Acabou por concordar e quando regressou à sua paróquia, encontrou lá a Conceição a dirigir a residência paroquial.
Rapidamente percebeu que era uma mulher com um certo nível cultural e que devia encerrar um segredo qualquer, mas nem em confissão se abria. “Curioso, ela nem sequer é muito religiosa. Missa só aos domingos e nem sempre”.
Enquanto a sua velha colaboradora pousava uma travessa de bacalhau cozido e hortaliça fumegante, pensou o pouco que sabia dela ao cabo de tantos anos de convivência. O mesmo se passava com a Celeste, nunca soube nada dela, de onde viera, para onde fora enviada.
Parece que ainda estava a ver a Celeste com o longo cabelo negro apanhado num “puxo”, olhos grandes e escuros, boca bem desenhada e lábios carnudos. O corpo era forte, mas bem torneado, como só as moças do campo tem.
- Isso são coisas do passado, nem sei porque me lembro disto, já há-de estar casada, se calhar já tem netos. Já não se lembra de mim…
Acabou o jantar concentrando a atenção nas notícias do telejornal, tomou o café e foi para o centro paroquial, onde iria presidir a uma reunião da Fábrica da Igreja. Nessa noite dormiu sobressaltado e por várias vezes acordou com a sua antiga criada no pensamento.
Uma semana depois, estava no seu escritório a ler umas actas antigas das “Memórias Paroquiais” quando ouviu a campainha da porta. Passados alguns segundos a campainha voltou a tocar, levantou-se e foi atender. À porta estava uma senhora com um bebé ao colo, que lhe perguntou pela D. Conceição Andrade.
- Ela deve estar para o quintal. Faz favor de entrar e esperar um momento, que eu vou chamá-la.
Acto contínuo atravessou a cozinha, abriu a porta das traseiras e chamou a Conceição que lavava roupa no tanque.
- Conceição, está no átrio uma senhora que quer falar consigo.
- Uma senhora?
- Sim, com um bebé ao colo.
- Já vou, já vou – e limpava as mãos ao avental enquanto subia as escadas para a cozinha.
O Padre Maia voltou para o seu escritório sem deixar de passar pelo átrio e dizer à visitante que a Conceição estava a chegar.
Pela primeira vez deu atenção àquele rosto. As feições não lhe eram desconhecidas e foi a pensar nisso que retomou a leitura das actas. Instantes depois desistiu, porque o pensamento voava em círculos, cada vez mais amplos, qual falcão em busca da presa.
- Dá licença Sr. Padre? – Interrompeu a Conceição, da porta.
- Diga, Conceição.
- Eu… hum… eu, queria, hum… Não sei como dizer-lhe.

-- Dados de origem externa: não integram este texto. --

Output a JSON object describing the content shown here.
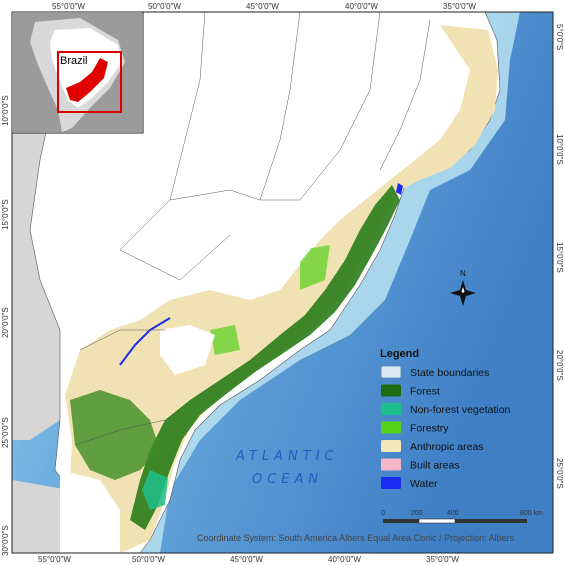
{
  "map": {
    "top_ticks": [
      "55°0'0\"W",
      "50°0'0\"W",
      "45°0'0\"W",
      "40°0'0\"W",
      "35°0'0\"W"
    ],
    "bottom_ticks": [
      "55°0'0\"W",
      "50°0'0\"W",
      "45°0'0\"W",
      "40°0'0\"W",
      "35°0'0\"W"
    ],
    "left_ticks": [
      "10°0'0\"S",
      "15°0'0\"S",
      "20°0'0\"S",
      "25°0'0\"S",
      "30°0'0\"S"
    ],
    "right_ticks": [
      "5°0'0\"S",
      "10°0'0\"S",
      "15°0'0\"S",
      "20°0'0\"S",
      "25°0'0\"S"
    ],
    "ocean_label_line1": "ATLANTIC",
    "ocean_label_line2": "OCEAN",
    "north_label": "N",
    "coordinate_note": "Coordinate System: South America Albers Equal Area Conic / Projection: Albers"
  },
  "inset": {
    "label": "Brazil"
  },
  "legend": {
    "title": "Legend",
    "items": [
      {
        "label": "State boundaries",
        "color": "#dce8f2"
      },
      {
        "label": "Forest",
        "color": "#1e6b12"
      },
      {
        "label": "Non-forest vegetation",
        "color": "#1fbf8c"
      },
      {
        "label": "Forestry",
        "color": "#55d21a"
      },
      {
        "label": "Anthropic areas",
        "color": "#f4e6bb"
      },
      {
        "label": "Built areas",
        "color": "#f6b8c4"
      },
      {
        "label": "Water",
        "color": "#1a2cf0"
      }
    ]
  },
  "scale_bar": {
    "labels": [
      "0",
      "200",
      "400",
      "800 km"
    ]
  },
  "colors": {
    "ocean_deep": "#4f8fcf",
    "ocean_shallow": "#b9e2f2",
    "land": "#ffffff",
    "outside": "#d6d6d6",
    "inset_box": "#e00000"
  }
}
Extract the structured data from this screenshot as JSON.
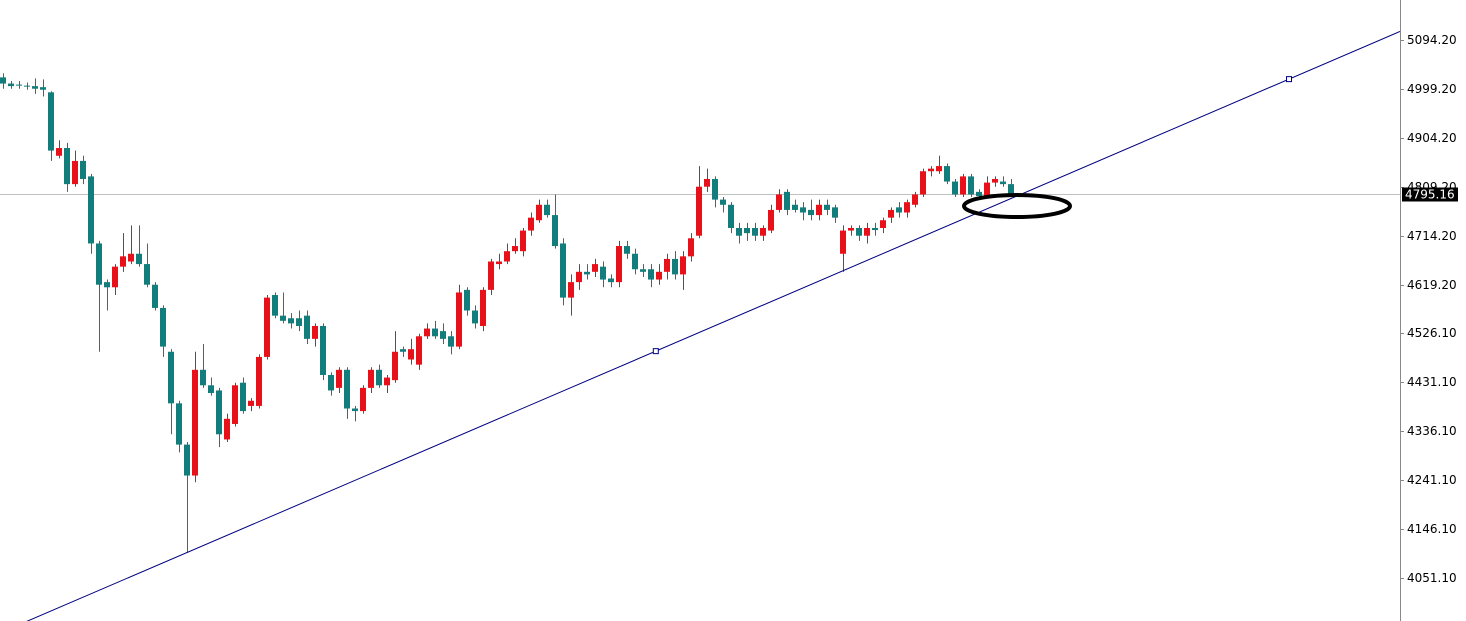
{
  "chart_data": {
    "type": "candlestick",
    "up_color": "#e8111a",
    "down_color": "#127d7a",
    "ylim": [
      3968,
      5172
    ],
    "yticks": [
      {
        "value": 5094.2,
        "label": "5094.20"
      },
      {
        "value": 4999.2,
        "label": "4999.20"
      },
      {
        "value": 4904.2,
        "label": "4904.20"
      },
      {
        "value": 4809.2,
        "label": "4809.20"
      },
      {
        "value": 4714.2,
        "label": "4714.20"
      },
      {
        "value": 4619.2,
        "label": "4619.20"
      },
      {
        "value": 4526.1,
        "label": "4526.10"
      },
      {
        "value": 4431.1,
        "label": "4431.10"
      },
      {
        "value": 4336.1,
        "label": "4336.10"
      },
      {
        "value": 4241.1,
        "label": "4241.10"
      },
      {
        "value": 4146.1,
        "label": "4146.10"
      },
      {
        "value": 4051.1,
        "label": "4051.10"
      }
    ],
    "current_price": 4795.16,
    "trendline": {
      "color": "#000080",
      "points": [
        [
          81.6,
          4491.2
        ],
        [
          160.75,
          5018.6
        ]
      ]
    },
    "ohlc": [
      [
        5022,
        5030,
        5000,
        5010
      ],
      [
        5010,
        5015,
        5000,
        5005
      ],
      [
        5008,
        5015,
        5000,
        5006
      ],
      [
        5006,
        5012,
        4998,
        5004
      ],
      [
        5005,
        5020,
        4990,
        5000
      ],
      [
        5003,
        5018,
        4985,
        4998
      ],
      [
        4993,
        4995,
        4860,
        4880
      ],
      [
        4870,
        4900,
        4865,
        4885
      ],
      [
        4885,
        4895,
        4800,
        4815
      ],
      [
        4815,
        4880,
        4810,
        4860
      ],
      [
        4860,
        4870,
        4815,
        4825
      ],
      [
        4830,
        4835,
        4680,
        4700
      ],
      [
        4700,
        4705,
        4490,
        4620
      ],
      [
        4625,
        4630,
        4570,
        4615
      ],
      [
        4615,
        4660,
        4600,
        4655
      ],
      [
        4655,
        4720,
        4645,
        4675
      ],
      [
        4665,
        4735,
        4660,
        4680
      ],
      [
        4680,
        4735,
        4655,
        4660
      ],
      [
        4660,
        4700,
        4615,
        4620
      ],
      [
        4620,
        4625,
        4570,
        4575
      ],
      [
        4575,
        4580,
        4480,
        4500
      ],
      [
        4490,
        4495,
        4330,
        4390
      ],
      [
        4390,
        4395,
        4295,
        4310
      ],
      [
        4310,
        4315,
        4100,
        4250
      ],
      [
        4250,
        4490,
        4237,
        4455
      ],
      [
        4455,
        4505,
        4420,
        4425
      ],
      [
        4425,
        4440,
        4405,
        4410
      ],
      [
        4415,
        4420,
        4305,
        4330
      ],
      [
        4320,
        4370,
        4315,
        4360
      ],
      [
        4350,
        4430,
        4345,
        4425
      ],
      [
        4430,
        4440,
        4370,
        4375
      ],
      [
        4385,
        4400,
        4375,
        4395
      ],
      [
        4385,
        4485,
        4380,
        4480
      ],
      [
        4480,
        4600,
        4475,
        4595
      ],
      [
        4600,
        4605,
        4555,
        4560
      ],
      [
        4560,
        4605,
        4545,
        4550
      ],
      [
        4555,
        4565,
        4535,
        4545
      ],
      [
        4555,
        4570,
        4530,
        4540
      ],
      [
        4560,
        4570,
        4505,
        4515
      ],
      [
        4515,
        4545,
        4500,
        4540
      ],
      [
        4540,
        4545,
        4435,
        4445
      ],
      [
        4445,
        4450,
        4405,
        4415
      ],
      [
        4420,
        4460,
        4410,
        4455
      ],
      [
        4455,
        4460,
        4360,
        4380
      ],
      [
        4380,
        4385,
        4355,
        4375
      ],
      [
        4375,
        4425,
        4370,
        4420
      ],
      [
        4420,
        4460,
        4410,
        4455
      ],
      [
        4455,
        4465,
        4420,
        4425
      ],
      [
        4425,
        4445,
        4410,
        4440
      ],
      [
        4435,
        4530,
        4430,
        4490
      ],
      [
        4495,
        4500,
        4480,
        4490
      ],
      [
        4475,
        4515,
        4465,
        4495
      ],
      [
        4465,
        4525,
        4455,
        4520
      ],
      [
        4520,
        4545,
        4515,
        4535
      ],
      [
        4535,
        4550,
        4515,
        4520
      ],
      [
        4530,
        4545,
        4505,
        4515
      ],
      [
        4520,
        4530,
        4485,
        4500
      ],
      [
        4500,
        4620,
        4495,
        4605
      ],
      [
        4610,
        4615,
        4560,
        4570
      ],
      [
        4570,
        4580,
        4535,
        4545
      ],
      [
        4540,
        4615,
        4530,
        4610
      ],
      [
        4610,
        4670,
        4600,
        4665
      ],
      [
        4660,
        4680,
        4650,
        4665
      ],
      [
        4665,
        4700,
        4660,
        4685
      ],
      [
        4685,
        4710,
        4680,
        4695
      ],
      [
        4685,
        4730,
        4675,
        4725
      ],
      [
        4725,
        4760,
        4715,
        4750
      ],
      [
        4745,
        4785,
        4740,
        4775
      ],
      [
        4775,
        4785,
        4750,
        4755
      ],
      [
        4755,
        4795,
        4690,
        4695
      ],
      [
        4700,
        4710,
        4580,
        4595
      ],
      [
        4595,
        4640,
        4560,
        4625
      ],
      [
        4625,
        4660,
        4610,
        4645
      ],
      [
        4645,
        4660,
        4630,
        4640
      ],
      [
        4645,
        4670,
        4635,
        4660
      ],
      [
        4655,
        4665,
        4615,
        4630
      ],
      [
        4632,
        4640,
        4615,
        4625
      ],
      [
        4625,
        4705,
        4615,
        4695
      ],
      [
        4695,
        4705,
        4670,
        4680
      ],
      [
        4680,
        4690,
        4640,
        4650
      ],
      [
        4650,
        4660,
        4635,
        4645
      ],
      [
        4650,
        4660,
        4615,
        4630
      ],
      [
        4630,
        4660,
        4620,
        4645
      ],
      [
        4645,
        4680,
        4630,
        4670
      ],
      [
        4670,
        4685,
        4630,
        4640
      ],
      [
        4640,
        4685,
        4610,
        4675
      ],
      [
        4675,
        4720,
        4665,
        4710
      ],
      [
        4715,
        4850,
        4710,
        4810
      ],
      [
        4810,
        4845,
        4800,
        4825
      ],
      [
        4825,
        4830,
        4770,
        4785
      ],
      [
        4785,
        4790,
        4760,
        4775
      ],
      [
        4775,
        4780,
        4720,
        4730
      ],
      [
        4730,
        4740,
        4700,
        4715
      ],
      [
        4730,
        4740,
        4705,
        4720
      ],
      [
        4730,
        4740,
        4705,
        4715
      ],
      [
        4715,
        4735,
        4705,
        4730
      ],
      [
        4725,
        4775,
        4720,
        4765
      ],
      [
        4765,
        4805,
        4760,
        4795
      ],
      [
        4800,
        4805,
        4755,
        4765
      ],
      [
        4775,
        4785,
        4760,
        4765
      ],
      [
        4770,
        4780,
        4745,
        4760
      ],
      [
        4765,
        4785,
        4745,
        4755
      ],
      [
        4755,
        4785,
        4745,
        4775
      ],
      [
        4775,
        4785,
        4755,
        4765
      ],
      [
        4770,
        4775,
        4740,
        4750
      ],
      [
        4680,
        4735,
        4645,
        4725
      ],
      [
        4725,
        4735,
        4715,
        4730
      ],
      [
        4730,
        4735,
        4705,
        4715
      ],
      [
        4715,
        4740,
        4700,
        4730
      ],
      [
        4730,
        4740,
        4715,
        4726
      ],
      [
        4730,
        4750,
        4720,
        4745
      ],
      [
        4750,
        4770,
        4740,
        4765
      ],
      [
        4770,
        4780,
        4750,
        4760
      ],
      [
        4760,
        4785,
        4750,
        4780
      ],
      [
        4775,
        4800,
        4770,
        4795
      ],
      [
        4795,
        4845,
        4790,
        4840
      ],
      [
        4840,
        4850,
        4830,
        4845
      ],
      [
        4840,
        4870,
        4835,
        4850
      ],
      [
        4850,
        4855,
        4815,
        4820
      ],
      [
        4820,
        4825,
        4790,
        4795
      ],
      [
        4795,
        4835,
        4790,
        4830
      ],
      [
        4830,
        4835,
        4790,
        4795
      ],
      [
        4800,
        4805,
        4785,
        4792
      ],
      [
        4793,
        4830,
        4788,
        4818
      ],
      [
        4818,
        4830,
        4810,
        4825
      ],
      [
        4820,
        4830,
        4810,
        4815
      ],
      [
        4815,
        4825,
        4790,
        4795.16
      ]
    ]
  }
}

- Mas diga senhora, diga. Passou-se alguma coisa?
- Não! Quer dizer… sim. Passou. Aquela senhora que está lá fora é minha filha.
- Você tem uma filha? Não sabia, nunca me tinha dito nada!
- Pois não…
- Mas há algum problema, Conceição?
- Não Sr. Padre, mas ela quer cumprimentá-lo e mostrar-lhe o bebé.
- Então, é preciso ficar assim atrapalhada por causa disso? Mande entrar a sua filha, ande lá.
- Deus me valha, Deus me valha!
Saiu do aposento, regressando de imediato com a filha e a criança ao colo. O Padre Maia inclinou-se para poder apreciar o bebé que não teria mais de cinco ou seis meses e sorriu para ambas.
- Gracias por me receber e à mi nieto.
- A senhora esteve em Espanha muito tempo?
- Si, vivo em Espanha à mas de vinte anos, por isso hablo mas Espanhol que Português.
- E está de visita a Portugal ou veio para ficar?
- Vim tão solo mostrar mi nieto a mi madre e me vou mañana a Granada. Usted não me conhece, Cura?
- Não… bem, a sua cara não me é estranha, mas… Virgem Santíssima, tu… a Celeste!!! Tu és a Celeste!
- Por supuesto, Cura, eu sou a Celeste, se recuerda de mi.
- Como não… Assim, com o cabelo louro, já se passaram tantos anos. Casaste, tiveste filhos. Eu… Eu continuei com a Igreja.
- Si, casei há oito anos.
- Mas então, se esse bebé é teu neto, como é…
- Si, mi nieto, pero también tu nieto, hombre!
- Hum…
- Ai Jesus… - gemeu a Conceição.
- Este niño es hijo de nostra hija, Cura!